Expected Performance (Approximate)
| Hardware | 7B Q4 | 13B Q4 | 70B Q4 |
|---|---|---|---|
| RTX 4090 | ~150 tok/s | ~80 tok/s | ~25 tok/s (offload) |
| RTX 3090 | ~120 tok/s | ~60 tok/s | ~20 tok/s (offload) |
| M2 Ultra | ~100 tok/s | ~50 tok/s | ~18 tok/s |
| M3 Max | ~80 tok/s | ~35 tok/s | ~10 tok/s |
If you're in this ballpark, your setup is probably working correctly.

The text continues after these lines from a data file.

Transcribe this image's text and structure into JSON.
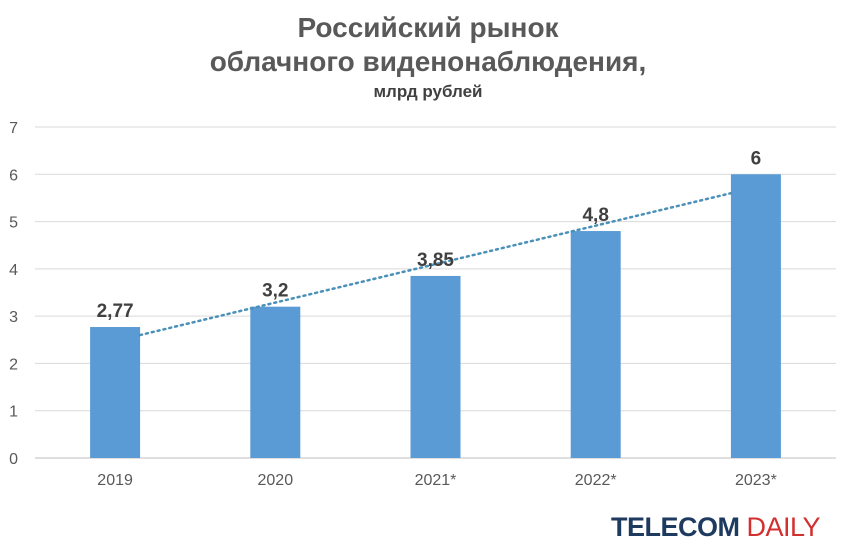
{
  "chart_data": {
    "type": "bar",
    "title": [
      "Российский рынок",
      "облачного виденонаблюдения,"
    ],
    "subtitle": "млрд рублей",
    "categories": [
      "2019",
      "2020",
      "2021*",
      "2022*",
      "2023*"
    ],
    "values": [
      2.77,
      3.2,
      3.85,
      4.8,
      6
    ],
    "data_labels": [
      "2,77",
      "3,2",
      "3,85",
      "4,8",
      "6"
    ],
    "yticks": [
      "0",
      "1",
      "2",
      "3",
      "4",
      "5",
      "6",
      "7"
    ],
    "ylim": [
      0,
      7
    ],
    "grid": true,
    "trendline": {
      "type": "linear",
      "style": "dotted",
      "start": 2.6,
      "end": 5.6
    },
    "colors": {
      "bar": "#5b9bd5",
      "trend": "#4a90b8",
      "grid": "#d9d9d9",
      "axis_text": "#595959",
      "label_text": "#404040"
    }
  },
  "brand": {
    "part1": "TELECOM",
    "part2": "DAILY"
  }
}
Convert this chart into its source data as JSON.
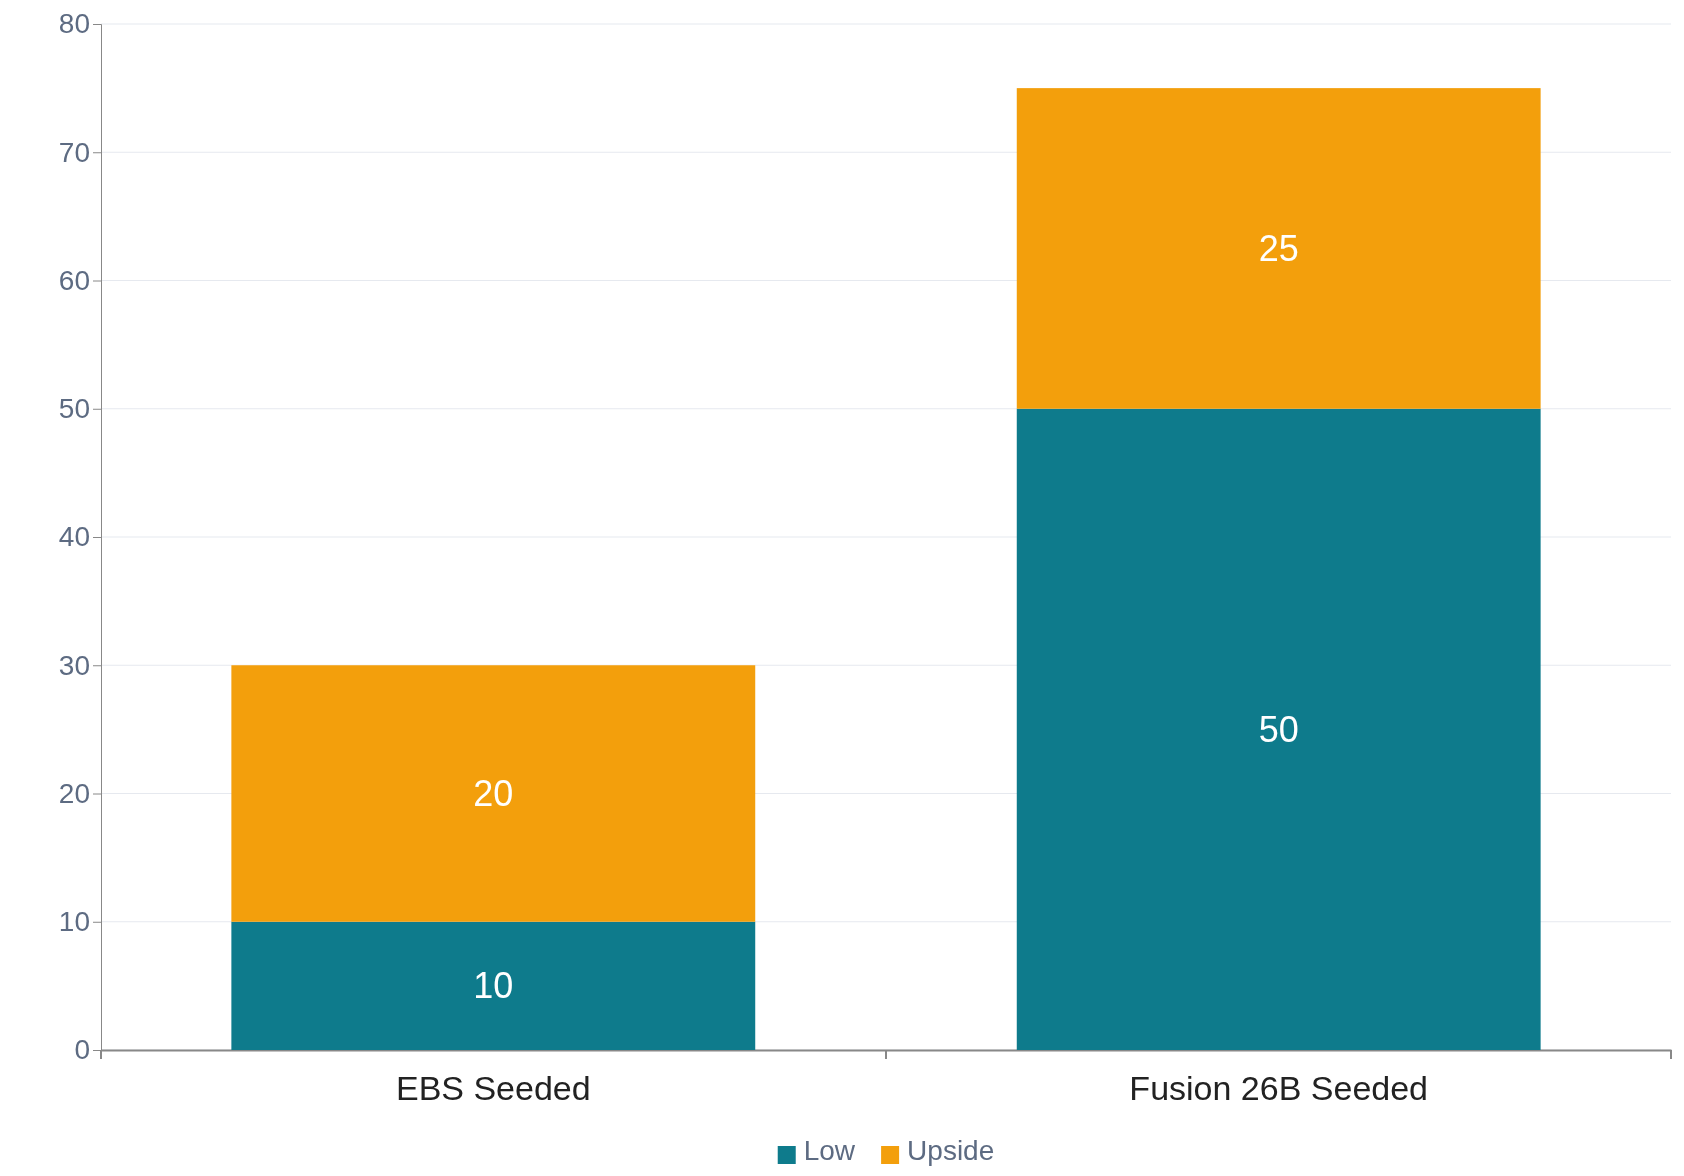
{
  "chart_data": {
    "type": "bar",
    "stacked": true,
    "categories": [
      "EBS Seeded",
      "Fusion 26B Seeded"
    ],
    "series": [
      {
        "name": "Low",
        "color": "#0e7b8c",
        "values": [
          10,
          50
        ]
      },
      {
        "name": "Upside",
        "color": "#f39f0c",
        "values": [
          20,
          25
        ]
      }
    ],
    "ylim": [
      0,
      80
    ],
    "yticks": [
      0,
      10,
      20,
      30,
      40,
      50,
      60,
      70,
      80
    ],
    "grid": "y",
    "legend": "bottom",
    "data_labels": true
  }
}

The theoretical maximum is limited by memory bandwidth.
Diagnostic Commands
NVIDIA
# Watch GPU stats in real-time
nvidia-smi -l 1
# Check CUDA version
nvcc --version
# Monitor detailed GPU metrics
nvidia-smi dmon
Apple Silicon
# GPU usage (requires additional tools)
sudo powermetrics --samplers gpu_power
# Memory pressure
vm_stat
General
# llama.cpp: verify GPU layers
./main -m model.gguf -ngl 99 --verbose
# Ollama: check what's loaded
ollama ps
Still Stuck?
Checklist
- Is the model actually on GPU? (Check GPU memory usage)
- Is GPU utilization high during inference?
- Is temperature under control? (<83°C)
- Is the model small enough for your VRAM + KV cache?
- Are you using optimized builds? (CUDA, Metal, not CPU)
- Is Flash Attention enabled?
- Are you comparing against realistic benchmarks?